I arrive at work and find a windows shutdown screen with some random BSOD-type message displaying. Ugh. Clicky-Clicky, hit the power button a couple of times, and I’m back up again, with a nice little bubble telling me my computer was recently updated.
No worse for wear, except I lost all the sessions I had open. And the changes to my documents. Oh, and a couple of hours of work into one document was gone for some reason as the file was blank, and the backup file that appeared to be there was just garbage. No, not a new, unsaved document, something saved at least once or twice. Again I was lucky it wasn’t a huge amount of work, basically a single page document. Still, easily avoided if my computer had not decided to reboot itself on purpose.
My Oops With My Linux Server
These errors aren’t unique to Windows though. Just today I updated the kernel on my fileserver and rebooted, and when the system didn’t come back up I had to attach a monitor to it and found a message saying that my system didn’t support either UDev or DevFS and I could either continue or fix things. I had updated an older kernel (2.6.11) which supported DevFS to one that didn’t (2.6.14) and had forgotten to install the UDev package.
The solution in this case was easy, reboot back to my older kernel, install udev, and reboot back to the new kernel. Pretty lucky that I was sitting right here watching things when I rebooted, because I’d sure hate to have a server reboot when I didn’t want it to. Oh wait, that’s what Windows with it’s auto-update does!
So why are these reboots actually needed? Windows doesn’t need them for everything…. I can install the latest DirectX without rebooting, but I can’t install an update to the media player or internet browser without rebooting. Security updates seem to require a reboot no matter how small or big they are.
Personally I think that this is because of a limitation in the Windows filesystem which is the same limitation that DOS had, which is that you can’t delete or change a file that’s open. Unix doesn’t have this issue. I can completely update any file on a running Unix system without the need to reboot to have the file get put into place. This means everything from the base libraries to running services, anything except the OS kernel.
This isn’t always good, because you have to remember to restart services that have changed, though this is generally handled by the pre and post install scripts. You do have to be careful though. It also means I can delete huge log files without having to stop the services that are using them.
Not Everyone Agrees With Me
I’ve talked at length with Dana about this and we don’t see eye to eye on this 🙂 He sees this as a feature, I see it as a bug. I just want to not have to stop a server to delete a logfile, which he sees as the system honoring an exclusive lock on the file. YMMV.

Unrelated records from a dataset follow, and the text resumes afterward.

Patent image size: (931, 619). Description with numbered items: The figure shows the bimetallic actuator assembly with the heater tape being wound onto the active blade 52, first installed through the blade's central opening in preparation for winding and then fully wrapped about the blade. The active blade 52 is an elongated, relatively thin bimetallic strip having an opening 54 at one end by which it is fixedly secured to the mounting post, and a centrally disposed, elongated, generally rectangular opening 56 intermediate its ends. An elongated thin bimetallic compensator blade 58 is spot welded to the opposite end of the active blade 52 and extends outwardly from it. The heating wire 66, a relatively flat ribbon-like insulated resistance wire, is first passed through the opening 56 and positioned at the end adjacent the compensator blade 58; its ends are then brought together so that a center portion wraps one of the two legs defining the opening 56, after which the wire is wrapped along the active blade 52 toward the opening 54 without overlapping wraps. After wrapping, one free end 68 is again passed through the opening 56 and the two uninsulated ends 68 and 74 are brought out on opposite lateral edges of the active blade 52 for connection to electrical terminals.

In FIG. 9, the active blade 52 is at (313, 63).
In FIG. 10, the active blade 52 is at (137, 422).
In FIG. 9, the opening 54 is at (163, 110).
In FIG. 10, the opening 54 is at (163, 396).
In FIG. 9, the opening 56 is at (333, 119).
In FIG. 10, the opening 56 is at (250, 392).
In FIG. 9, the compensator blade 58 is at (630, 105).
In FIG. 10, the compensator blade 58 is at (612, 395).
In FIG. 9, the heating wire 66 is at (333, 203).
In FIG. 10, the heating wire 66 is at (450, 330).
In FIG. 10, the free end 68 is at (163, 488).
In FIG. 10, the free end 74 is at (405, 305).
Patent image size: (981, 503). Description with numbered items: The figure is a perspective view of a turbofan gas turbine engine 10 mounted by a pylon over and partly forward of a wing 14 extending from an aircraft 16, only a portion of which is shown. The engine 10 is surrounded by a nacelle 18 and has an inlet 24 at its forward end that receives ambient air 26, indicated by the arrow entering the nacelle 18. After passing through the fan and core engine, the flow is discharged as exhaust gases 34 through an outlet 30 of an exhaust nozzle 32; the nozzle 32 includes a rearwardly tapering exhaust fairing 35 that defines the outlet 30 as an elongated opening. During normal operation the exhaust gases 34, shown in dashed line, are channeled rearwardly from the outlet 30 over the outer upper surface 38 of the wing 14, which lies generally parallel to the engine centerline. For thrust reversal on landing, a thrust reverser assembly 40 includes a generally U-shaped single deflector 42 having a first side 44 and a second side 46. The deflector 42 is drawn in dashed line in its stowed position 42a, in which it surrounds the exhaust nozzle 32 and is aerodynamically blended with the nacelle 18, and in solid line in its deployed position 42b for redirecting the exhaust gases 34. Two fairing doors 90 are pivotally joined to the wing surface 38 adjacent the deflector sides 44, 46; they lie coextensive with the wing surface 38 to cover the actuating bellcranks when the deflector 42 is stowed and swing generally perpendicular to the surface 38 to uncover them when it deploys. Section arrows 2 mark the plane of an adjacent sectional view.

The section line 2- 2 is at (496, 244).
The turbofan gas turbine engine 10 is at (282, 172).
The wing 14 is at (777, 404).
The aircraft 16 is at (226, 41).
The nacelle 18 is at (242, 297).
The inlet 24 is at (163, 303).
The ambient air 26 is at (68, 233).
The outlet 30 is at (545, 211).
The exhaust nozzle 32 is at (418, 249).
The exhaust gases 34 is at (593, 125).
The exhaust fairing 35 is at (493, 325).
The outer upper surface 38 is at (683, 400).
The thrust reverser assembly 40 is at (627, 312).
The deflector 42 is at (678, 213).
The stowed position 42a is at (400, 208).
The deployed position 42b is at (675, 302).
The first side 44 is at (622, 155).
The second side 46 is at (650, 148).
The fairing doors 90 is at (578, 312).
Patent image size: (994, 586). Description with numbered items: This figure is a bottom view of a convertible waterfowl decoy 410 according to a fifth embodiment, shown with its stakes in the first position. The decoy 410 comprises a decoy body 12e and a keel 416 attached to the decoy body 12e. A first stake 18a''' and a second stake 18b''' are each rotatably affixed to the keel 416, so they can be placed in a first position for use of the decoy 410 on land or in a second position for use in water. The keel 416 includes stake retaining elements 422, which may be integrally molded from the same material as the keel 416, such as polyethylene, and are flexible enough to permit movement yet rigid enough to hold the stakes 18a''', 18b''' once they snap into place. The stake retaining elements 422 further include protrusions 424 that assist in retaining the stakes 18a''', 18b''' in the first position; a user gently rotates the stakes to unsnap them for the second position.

I have to play around in C under Unix to see what happens if you open a file with an exclusive lock and see how the system reacts to see if it plays by the rules. I have a feeling that in this respect Linux plays the same as windows…. if the program has been written to check and honor locks it works, if it’s been written to ignore them, well, it ignores them (case in point wordpad vs. notepad opening an open log file….. wordpad won’t, notepad will).